Over at Coming Soon they have an excellent interview with some of the Effects team from the Chronicles of Narnia movies and a few shots of some of the creatures. It’s definitely worth a read, but for me the main part of it all was the complexity and the blend of CGI and real effects.
Howard Berger: We pulled every trick out of the bag. We had prosthetic stuff, heavy or light prosthetics, full suits, mechanical heads, background heads, puppets, etc. We used everything to just make it all work. Also, it’s nice talking about the digital thing. If the audience sees that there’s an actor in makeup yet he has dog-jointed legs, it might throw them off, thinking “That’s not a full digital character, so how are they going about that?” I think that’s where that plays best, instead of having a full CG creature running around. I think it’s much more believable to have that human aspect.
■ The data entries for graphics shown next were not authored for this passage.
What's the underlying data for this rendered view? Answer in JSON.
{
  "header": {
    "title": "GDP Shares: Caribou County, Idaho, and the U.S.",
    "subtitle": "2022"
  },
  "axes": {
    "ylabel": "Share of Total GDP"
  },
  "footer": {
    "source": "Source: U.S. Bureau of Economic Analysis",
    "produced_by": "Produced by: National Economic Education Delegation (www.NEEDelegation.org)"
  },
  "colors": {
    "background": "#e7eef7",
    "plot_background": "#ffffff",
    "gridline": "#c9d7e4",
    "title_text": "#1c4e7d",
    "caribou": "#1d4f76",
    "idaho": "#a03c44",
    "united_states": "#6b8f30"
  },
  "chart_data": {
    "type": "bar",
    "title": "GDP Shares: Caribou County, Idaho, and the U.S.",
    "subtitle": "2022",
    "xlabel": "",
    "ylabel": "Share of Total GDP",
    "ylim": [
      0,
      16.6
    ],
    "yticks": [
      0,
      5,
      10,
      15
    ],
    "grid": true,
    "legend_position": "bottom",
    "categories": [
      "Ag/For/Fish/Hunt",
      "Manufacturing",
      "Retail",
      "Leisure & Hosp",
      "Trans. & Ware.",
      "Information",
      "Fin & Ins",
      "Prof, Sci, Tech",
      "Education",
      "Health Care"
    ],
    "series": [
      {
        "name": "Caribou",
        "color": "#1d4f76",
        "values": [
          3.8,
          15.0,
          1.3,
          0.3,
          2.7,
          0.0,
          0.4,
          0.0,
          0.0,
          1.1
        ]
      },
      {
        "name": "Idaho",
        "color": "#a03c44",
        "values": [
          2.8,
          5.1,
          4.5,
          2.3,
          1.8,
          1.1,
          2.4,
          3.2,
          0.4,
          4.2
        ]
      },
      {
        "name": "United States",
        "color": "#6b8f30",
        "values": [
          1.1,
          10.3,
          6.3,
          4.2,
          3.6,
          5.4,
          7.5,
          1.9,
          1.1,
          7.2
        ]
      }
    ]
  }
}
Dean Wright: The challenges in this film are immense in that you’ve got not only thousands of creatures that have to attack each other and look believable, but the variety is much greater scope than we had to deal with on the “Rings.” On this, there’s 20-30 different creatures that could be battling in a scene at any one time, and each of them have their own unique attributes in terms of how they walk, move, bite. It would create an enormous challenge to the developers to allow us to create these battle sequences and make them be believable.
The big thing for me is the blending of the effects, seeing a creature where the main part is physical effects and the rest is CGI will add tons to the believability. Superb news and it’s just getting me more and more excited.
They say that in Rings it was much easier because the huge battles scenes were all thousands of the same creature, in Narnia that figure of 20-30 different creatures in the same sized battle scenes is pretty immense. Imagine the complexity of those scenes.
These things are just amazing, more leaps forward to bring us some of the best stories every that could never have been given justice on the big screen before. What do you think, are these developments a good thing?